Substituting for $y$ into the constraint, we find:

$$x+2(2x)-20=0\implies x=4\implies y=8$$

Thus, we obtain the critical point:

$$(x,y)=(4,8)$$

The objective function's value at this point is:

$$f(4,8)=4^2+8^2=80$$

To ensure this is a minimum, let's evaluate the objective function at another point on the constraint, such as $$(x,y)=(2,9)$$:

$$f(2,9)=2^2+9^2=85$$

And so we may now conclude:

$$f_{\min}=f(4,8)=80$$

2.) We are given the objective function:

$$f(x,y)=\sqrt{99-x^2-y^2}$$

subject to the constraint:

$$g(x,y)=x+y-10=0$$

Now here we see that $x$ and $y$ have cyclic symmetry, that is, we may switch the two variables and still have the same objective function and constraint.
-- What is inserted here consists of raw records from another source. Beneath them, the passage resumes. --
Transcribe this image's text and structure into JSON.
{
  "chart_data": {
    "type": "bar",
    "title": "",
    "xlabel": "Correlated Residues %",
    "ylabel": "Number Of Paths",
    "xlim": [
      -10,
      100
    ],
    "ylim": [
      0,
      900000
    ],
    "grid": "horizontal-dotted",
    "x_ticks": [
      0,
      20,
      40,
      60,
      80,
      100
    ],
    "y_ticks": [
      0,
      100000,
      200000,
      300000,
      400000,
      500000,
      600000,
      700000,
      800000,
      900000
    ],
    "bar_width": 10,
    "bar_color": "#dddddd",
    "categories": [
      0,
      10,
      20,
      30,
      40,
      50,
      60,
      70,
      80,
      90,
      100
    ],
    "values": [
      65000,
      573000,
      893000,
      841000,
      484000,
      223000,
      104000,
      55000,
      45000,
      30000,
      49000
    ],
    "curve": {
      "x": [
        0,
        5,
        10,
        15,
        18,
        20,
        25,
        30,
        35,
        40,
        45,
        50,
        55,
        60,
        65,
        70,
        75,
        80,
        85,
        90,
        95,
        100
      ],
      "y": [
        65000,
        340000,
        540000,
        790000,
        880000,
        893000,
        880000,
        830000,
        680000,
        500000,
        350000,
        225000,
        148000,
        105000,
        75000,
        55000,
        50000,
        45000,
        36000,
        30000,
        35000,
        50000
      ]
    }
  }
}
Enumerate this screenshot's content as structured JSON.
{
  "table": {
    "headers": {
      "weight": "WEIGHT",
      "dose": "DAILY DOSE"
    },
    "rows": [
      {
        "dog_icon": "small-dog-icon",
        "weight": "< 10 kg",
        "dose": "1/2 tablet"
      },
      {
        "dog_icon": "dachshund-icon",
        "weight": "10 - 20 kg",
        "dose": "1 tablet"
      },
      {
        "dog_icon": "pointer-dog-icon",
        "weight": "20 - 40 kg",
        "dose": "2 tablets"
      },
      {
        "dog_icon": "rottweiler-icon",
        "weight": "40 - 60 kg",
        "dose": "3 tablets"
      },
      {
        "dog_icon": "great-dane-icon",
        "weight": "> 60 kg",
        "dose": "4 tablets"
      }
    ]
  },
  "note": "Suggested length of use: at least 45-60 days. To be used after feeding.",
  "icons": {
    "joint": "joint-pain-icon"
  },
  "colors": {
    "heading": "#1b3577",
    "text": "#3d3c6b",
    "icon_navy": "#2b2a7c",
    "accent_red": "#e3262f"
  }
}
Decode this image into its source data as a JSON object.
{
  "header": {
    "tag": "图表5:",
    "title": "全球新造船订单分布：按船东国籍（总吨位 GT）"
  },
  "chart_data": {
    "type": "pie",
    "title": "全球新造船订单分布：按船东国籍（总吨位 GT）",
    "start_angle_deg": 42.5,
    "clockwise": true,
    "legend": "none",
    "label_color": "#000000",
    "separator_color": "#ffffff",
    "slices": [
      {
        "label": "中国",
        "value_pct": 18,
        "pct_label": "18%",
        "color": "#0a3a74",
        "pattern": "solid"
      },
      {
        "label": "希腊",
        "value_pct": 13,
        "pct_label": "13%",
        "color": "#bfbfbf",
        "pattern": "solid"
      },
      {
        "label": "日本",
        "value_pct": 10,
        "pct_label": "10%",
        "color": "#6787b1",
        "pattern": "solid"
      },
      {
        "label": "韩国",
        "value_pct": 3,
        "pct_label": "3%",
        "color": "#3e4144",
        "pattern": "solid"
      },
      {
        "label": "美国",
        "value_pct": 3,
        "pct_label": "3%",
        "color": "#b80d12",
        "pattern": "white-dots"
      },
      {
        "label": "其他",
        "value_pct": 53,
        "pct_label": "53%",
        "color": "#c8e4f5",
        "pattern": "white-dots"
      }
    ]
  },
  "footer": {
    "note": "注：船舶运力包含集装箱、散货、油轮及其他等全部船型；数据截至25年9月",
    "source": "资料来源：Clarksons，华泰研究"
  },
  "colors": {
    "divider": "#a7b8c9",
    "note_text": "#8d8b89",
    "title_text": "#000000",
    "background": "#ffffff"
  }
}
Thus we know the critical value may be obtained when $x=y$. The constraint then gives us:

$$x=y=5$$

And so our critical point is:

$$(x,y)=(5,5)$$

The objective function's value at this point is:

$$f(5,5)=\sqrt{99-5^2-5^2}=7$$

To ensure this is a maximum, let's evaluate the objective function at another point on the constraint, such as $$(x,y)=(4,6)$$:

$$f(5,5)=\sqrt{99-4^2-6^2}=\sqrt{47}<7$$

And so we may conclude:

$$f_{\max}=f(5,5)=7$$